A review by amber_lea84
Automating Inequality by Virginia Eubanks

4.0

This one is hard to rate because it's not perfect. For starters, I would have liked more data and less anecdote. On top of that, it was at times a bit rambley and repetitive. I also think the author called her own credibility into question by opening with an anecdote about how her insurance got cut off and it's because she was flagged for health-care fraud by an automated system. Then she revealed that she doesn't actually know if she was flagged for fraud, she just assumes. Uhh. Probably should have scrapped that anecdote since it's based on a theory. Then she brings it up again toward the end, speaking with total certainty like it for sure happened. Bruv, you said before that you didn't know that it was true.

BUT she still makes a good argument for how the poor shouldn't be treated worse than the middle class simply because they're poor. I completely agree we should protect the privacy, agency, and self-determination of the poor just like we would anyone else, and that in some ways we make things significantly worse for the poor under the guise of "helping". And there's too much focus within different assistance programs on rooting out the undeserving at the expense of people who legitimately need help. I would say most of her points are good? Some of her points about data and technology were suspect to me, but I can't speak to anything being factually incorrect. I just suspect that, like her anecdote about being flagged for fraud, she is maybe jumping to some conclusions. At best my skepticism speaks to her making her points poorly. There were a handful of times where she threw something out there without backing it up, leaving me to decide it if it was worth it for me to look it up and all she needed to do was add like two more sentences to explain.

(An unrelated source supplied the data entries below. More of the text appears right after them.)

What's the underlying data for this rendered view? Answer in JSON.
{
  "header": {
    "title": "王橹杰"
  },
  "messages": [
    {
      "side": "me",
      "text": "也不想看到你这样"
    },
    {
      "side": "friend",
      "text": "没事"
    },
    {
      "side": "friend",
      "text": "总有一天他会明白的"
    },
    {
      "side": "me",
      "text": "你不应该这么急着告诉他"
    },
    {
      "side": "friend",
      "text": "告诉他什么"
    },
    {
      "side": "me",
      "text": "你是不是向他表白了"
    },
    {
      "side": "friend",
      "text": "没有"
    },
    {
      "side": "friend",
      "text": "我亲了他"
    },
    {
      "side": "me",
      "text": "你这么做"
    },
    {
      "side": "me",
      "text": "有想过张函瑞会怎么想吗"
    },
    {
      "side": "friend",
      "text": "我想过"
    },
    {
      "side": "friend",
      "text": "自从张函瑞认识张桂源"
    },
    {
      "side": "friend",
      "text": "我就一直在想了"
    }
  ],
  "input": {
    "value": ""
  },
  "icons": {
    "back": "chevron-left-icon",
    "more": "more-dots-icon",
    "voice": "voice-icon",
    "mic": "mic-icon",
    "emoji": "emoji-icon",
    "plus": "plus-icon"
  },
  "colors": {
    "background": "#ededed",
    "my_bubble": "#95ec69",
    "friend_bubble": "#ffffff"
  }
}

But I still agree with her larger over arching conclusions even if I don't completely trust her evidence. Honestly, I would probably knock this down more stars, but I'm just really passionate about the idea that the poor deserve their autonomy. I feel like that was really the main point of this book. This book is really about how we should respect the freedom of the poor, not use technology to police them as if they're criminals, and give everyone UBI. I wouldn't give this book to anyone to try to convince them of those points, but I might pull arguments from this book.